The one with the aluminum angle iron worked very nice. I used VHB tape, not double sided eterna bond tape. I think the VHB is a stronger bond. I have used Eternabond to tape down the flatter flexible panels and it does seem to lift a little at the edges of the panel, but have not lifted to the edges of the tape.
I used caulk really just to keep water from flowing in at highway speeds and making a gunky mess under the panel. I would think airflow would be minuscule that close to the roof, but yes, would keep it from blowing off.
I left it open on the downslope side and back so water can drain out and to ventilate it.
My first one, maybe the one you refer to with the angle iron, I ran a long threaded rod all the way to the other side, this is a great and secure way to mount it (I used double nuts to lock tight) but a big pain to put back in if you have to remove it to line up the holes on both sides wile you push through a threaded rod. The next project I just used self-tapping screws into the angle iron, seemed to work fine.
Yet another project I used aluminum square tubes (on the HILO) as I was out of angle iron, and feeling cheap. I drilled a big hole on one side so the cordless drill bit could fit through and the other hole just big enough for the screw threads. Same effect as the angle iron.
The HILO had a more corrugated roof, not flat, so made it more challenging. I doubled up in the low spots and had just a single layer in the high spots. The high spots are probably doing most of the sticky work as the low spots the two layers were barely enough to fill the gap.
There was a bit of curve on HILO left to right where I could have placed the mounts into the channel, so had to go front to back over the corrugations.
I also used a much shorter aluminum piece, where the other camper got a full length angle iron, the HILO just got about 5 inches worth of these 1 inch aluminum square tubes on the 4 corners.
btw, I have had 5 RVs, and did solar on 4 and the first had a little 15 watt thing that hardly counts, but kept the batteries from discharge in winter.

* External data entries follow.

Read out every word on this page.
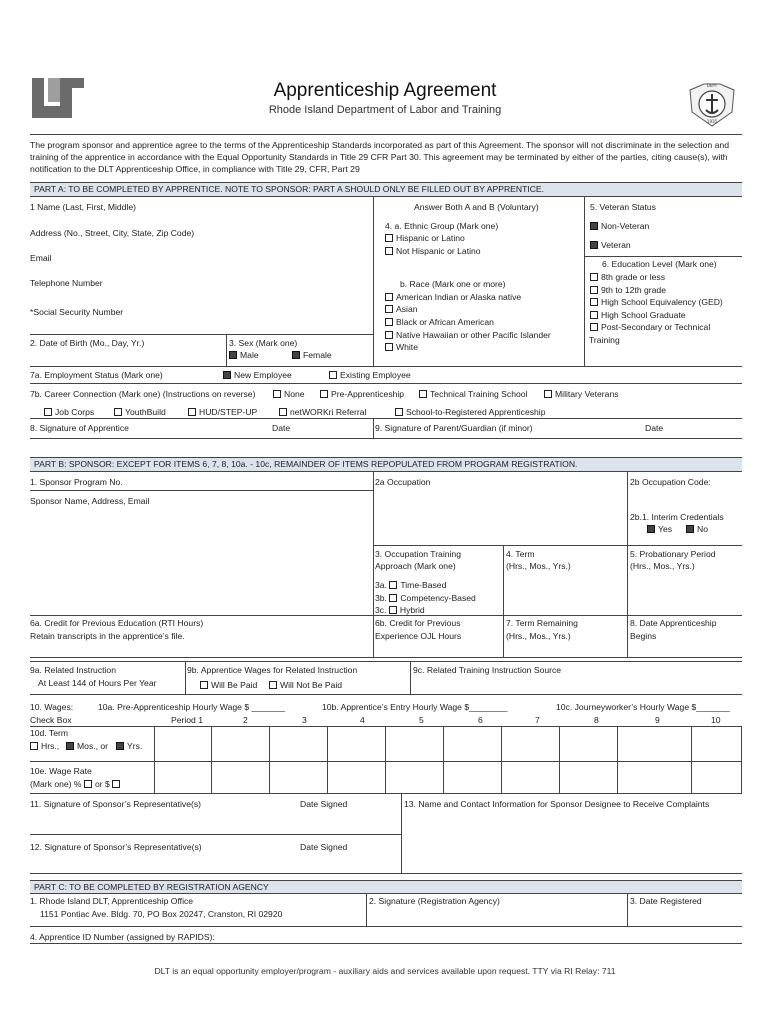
DEPT
1935
Apprenticeship Agreement
Rhode Island Department of Labor and Training
The program sponsor and apprentice agree to the terms of the Apprenticeship Standards incorporated as part of this Agreement. The sponsor will not discriminate in the selection and training of the apprentice in accordance with the Equal Opportunity Standards in Title 29 CFR Part 30. This agreement may be terminated by either of the parties, citing cause(s), with notification to the DLT Apprenticeship Office, in compliance with Title 29, CFR, Part 29
PART A: TO BE COMPLETED BY APPRENTICE. NOTE TO SPONSOR: PART A SHOULD ONLY BE FILLED OUT BY APPRENTICE.
1 Name (Last, First, Middle)
Address (No., Street, City, State, Zip Code)
Email
Telephone Number
*Social Security Number
2. Date of Birth (Mo., Day, Yr.)	3. Sex (Mark one)
Male	Female
Answer Both A and B (Voluntary)
4. a. Ethnic Group (Mark one)
Hispanic or Latino
Not Hispanic or Latino
b. Race (Mark one or more)
American Indian or Alaska native
Asian
Black or African American
Native Hawaiian or other Pacific Islander
White
5. Veteran Status
Non-Veteran
Veteran
6. Education Level (Mark one)
8th grade or less
9th to 12th grade
High School Equivalency (GED)
High School Graduate
Post-Secondary or Technical
Training
7a. Employment Status (Mark one)	New Employee	Existing Employee
7b. Career Connection (Mark one) (Instructions on reverse)	None	Pre-Apprenticeship	Technical Training School	Military Veterans
Job Corps	YouthBuild	HUD/STEP-UP	netWORKri Referral	School-to-Registered Apprenticeship
8. Signature of Apprentice	Date	9. Signature of Parent/Guardian (if minor)	Date
PART B: SPONSOR: EXCEPT FOR ITEMS 6, 7, 8, 10a. - 10c, REMAINDER OF ITEMS REPOPULATED FROM PROGRAM REGISTRATION.
1. Sponsor Program No.	2a Occupation	2b Occupation Code:
Sponsor Name, Address, Email
2b.1. Interim Credentials
Yes	No
3. Occupation Training
Approach (Mark one)
4. Term
(Hrs., Mos., Yrs.)
5. Probationary Period
(Hrs., Mos., Yrs.)
3a. Time-Based
3b. Competency-Based
3c. Hybrid
6a. Credit for Previous Education (RTI Hours)
Retain transcripts in the apprentice’s file.
6b. Credit for Previous
Experience OJL Hours
7. Term Remaining
(Hrs., Mos., Yrs.)
8. Date Apprenticeship
Begins
9a. Related Instruction
At Least 144 of Hours Per Year
9b. Apprentice Wages for Related Instruction
Will Be Paid	Will Not Be Paid
9c. Related Training Instruction Source
10. Wages:	10a. Pre-Apprenticeship Hourly Wage $ _______	10b. Apprentice’s Entry Hourly Wage $________	10c. Journeyworker’s Hourly Wage $_______
Check Box	Period 1	2	3	4	5	6	7	8	9	10
10d. Term
Hrs.,	Mos., or	Yrs.
10e. Wage Rate
(Mark one) % or $
11. Signature of Sponsor’s Representative(s)	Date Signed	13. Name and Contact Information for Sponsor Designee to Receive Complaints
12. Signature of Sponsor’s Representative(s)	Date Signed
PART C: TO BE COMPLETED BY REGISTRATION AGENCY
1. Rhode Island DLT, Apprenticeship Office
1151 Pontiac Ave. Bldg. 70, PO Box 20247, Cranston, RI 02920
2. Signature (Registration Agency)	3. Date Registered
4. Apprentice ID Number (assigned by RAPIDS):
DLT is an equal opportunity employer/program - auxiliary aids and services available upon request. TTY via RI Relay: 711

I did several cross country trips in HILO, probably 25,000 miles with the HILO solar. No issues at all. Well, take that back. Originally I had a flexible panel that got damaged somehow (they are not covered with glass so susceptible to falling sticks), and replaced that with the glass panel. I can't remember how deep into the 25,000 mile year this took place.
Then I sold it. 4 RVs in 4 years. I will try to keep my current one more than a year…
In summary, VHB tape seems to work magic. Clean the surface well.
Hope this helps.
I have a truck camper now. I did so much work (some fixes, some modifications( on the HILO that all i could see when I was camping is all the work, lots of work, so being #4 of a line of RVs I worked on I was happy to sell it.